Martin accompanied her brother-in-law, John Bachman, on several field excursions, including one trip to Niagara Falls, and learned how to make scientific descriptions and drawings of plants and animals. Martin had also been talented in the making of botanical sketches. In finding out about this talent, Audubon had introduced Martin to new methods, techniques and materials of posing birds, which would soon be added to Martin's botanical art pieces. They had soon created a work of art known as "The Birds of America". In the 1830s Audubon was a guest at the Bachman household during a trip to study bird species in the South. During his stay, Audubon encouraged Martin in her drawing and tutored her in natural illustration. After realizing Martin's artistic talent, Audubon supplied her with paint brushes and other art materials, and advice on how to use them to develop her talents. He spoke highly of her work in letters to John Bachman, stating in one letter "Miss Martin, with her superior talents, assists us greatly in the way of drawing; the insects she has drawn are, perhaps, the best I've seen."

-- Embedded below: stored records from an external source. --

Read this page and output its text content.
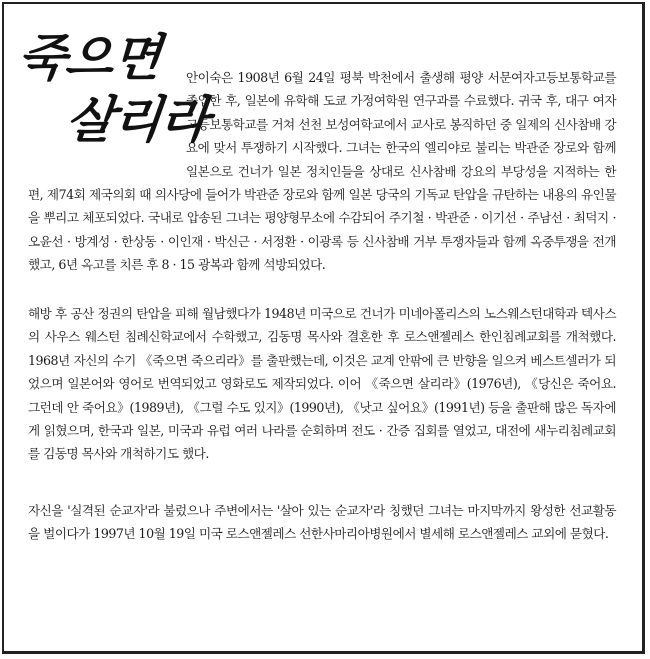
죽으면
살리라

안이숙은 1908년 6월 24일 평북 박천에서 출생해 평양 서문여자고등보통학교를 졸업한 후, 일본에 유학해 도쿄 가정여학원 연구과를 수료했다. 귀국 후, 대구 여자고등보통학교를 거쳐 선천 보성여학교에서 교사로 봉직하던 중 일제의 신사참배 강요에 맞서 투쟁하기 시작했다. 그녀는 한국의 엘리야로 불리는 박관준 장로와 함께 일본으로 건너가 일본 정치인들을 상대로 신사참배 강요의 부당성을 지적하는 한편, 제74회 제국의회 때 의사당에 들어가 박관준 장로와 함께 일본 당국의 기독교 탄압을 규탄하는 내용의 유인물을 뿌리고 체포되었다. 국내로 압송된 그녀는 평양형무소에 수감되어 주기철 · 박관준 · 이기선 · 주남선 · 최덕지 · 오윤선 · 방계성 · 한상동 · 이인재 · 박신근 · 서정환 · 이광록 등 신사참배 거부 투쟁자들과 함께 옥중투쟁을 전개했고, 6년 옥고를 치른 후 8 · 15 광복과 함께 석방되었다.

해방 후 공산 정권의 탄압을 피해 월남했다가 1948년 미국으로 건너가 미네아폴리스의 노스웨스턴대학과 텍사스의 사우스 웨스턴 침례신학교에서 수학했고, 김동명 목사와 결혼한 후 로스앤젤레스 한인침례교회를 개척했다. 1968년 자신의 수기 《죽으면 죽으리라》를 출판했는데, 이것은 교계 안팎에 큰 반향을 일으켜 베스트셀러가 되었으며 일본어와 영어로 번역되었고 영화로도 제작되었다. 이어 《죽으면 살리라》(1976년), 《당신은 죽어요. 그런데 안 죽어요》(1989년), 《그럴 수도 있지》(1990년), 《낫고 싶어요》(1991년) 등을 출판해 많은 독자에게 읽혔으며, 한국과 일본, 미국과 유럽 여러 나라를 순회하며 전도 · 간증 집회를 열었고, 대전에 새누리침례교회를 김동명 목사와 개척하기도 했다.

자신을 '실격된 순교자'라 불렀으나 주변에서는 '살아 있는 순교자'라 칭했던 그녀는 마지막까지 왕성한 선교활동을 벌이다가 1997년 10월 19일 미국 로스앤젤레스 선한사마리아병원에서 별세해 로스앤젤레스 교외에 묻혔다.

Audubon went on to ask Martin to assist with paintings for his definitive book The Birds of America. Over the course of five years, Martin assisted on volumes 2 and 4 the book. She was not paid for this work. Audubon credited Martin with nine illustrations, but it is thought that she contributed to at least 30. Martin also provided illustrations to John Edwards Holbrook for publication in his work North American Herpetology.

Martin also assisted John Bachman in editing The Viviparous Quadrupeds of North America, a collaboration between Bachman and Audubon, and later Audubon's son John Woodhouse Audubon. The importance of her contribution to Quadrupeds is discussed in a letter from John Bachman to John J. Audubon, saying Martin "knocks to the right and left with your articles and mine--lops off, corrects, criticizes, abuses and praises by turn" and "she does wonders".

John J. Audubon named a variety of the hairy woodpecker (Picus martinae) Maria's Woodpecker, in Martin's honor.

== Personal life ==
In 1845, Martin moved into Reverend John and Harriet Bachman's house to help her sister Harriet raise her nine surviving children. Harriet was weakened emotionally and physically from consumption and the 14 pregnancies she brought to term between 1816 and 1832. Martin was placed in charge of overseeing the religious and moral education of her nieces and nephews. Martin dedicated her life to the Bachman family ensuring the household maintained order while her sister remained bedridden and dying from consumption.

Two years after Martin joined the Bachman family, Harriet died and left Martin the de facto matriarch of the household. Within two years of living as aunt to the children and sister-in-law to Reverend Bachman, Martin drafted her own marriage settlement and married her brother-in-law Reverend John Bachman whom she remained dedicated wife and business partner throughout her life. She left Charleston for Columbia, South Carolina in 1861 due to the Civil War, and remained there until her death in 1863.

== Exhibitions ==

=== New-York Historical Society Museum & Library ===
Audubon’s Aviary: The Complete Flock is an exhibition at the New-York Historical Society featuring all 435 of Audubon's Birds of America prints. The website released an article titled "Meet Audubon’s Assistant Painter: Maria Martin Bachman", acknowledging Maria Martin's contributions to the work. The article states that Audubon acknowledged Martin's contributions to nine of the Birds of America prints, but it is thought she collaborated on over 30 of the prints.

=== The Charleston Museum ===
Martin is highlighted in the Charleston Museum's exhibition Preserving Nature's Beauty: The Art of Herbaria. This exhibition displays some Audubon double-elephant-folio prints, as well as her personal work that was not included in Birds of America. The website acknowledges Martin as being known for her paintings of the detailed natural habitats in Audubon's works, as well as her "combination of scientific accuracy and artistic judgement." The exhibition ran from September 14, 2018, to June 23, 2019, in the Charleston Museum lobby.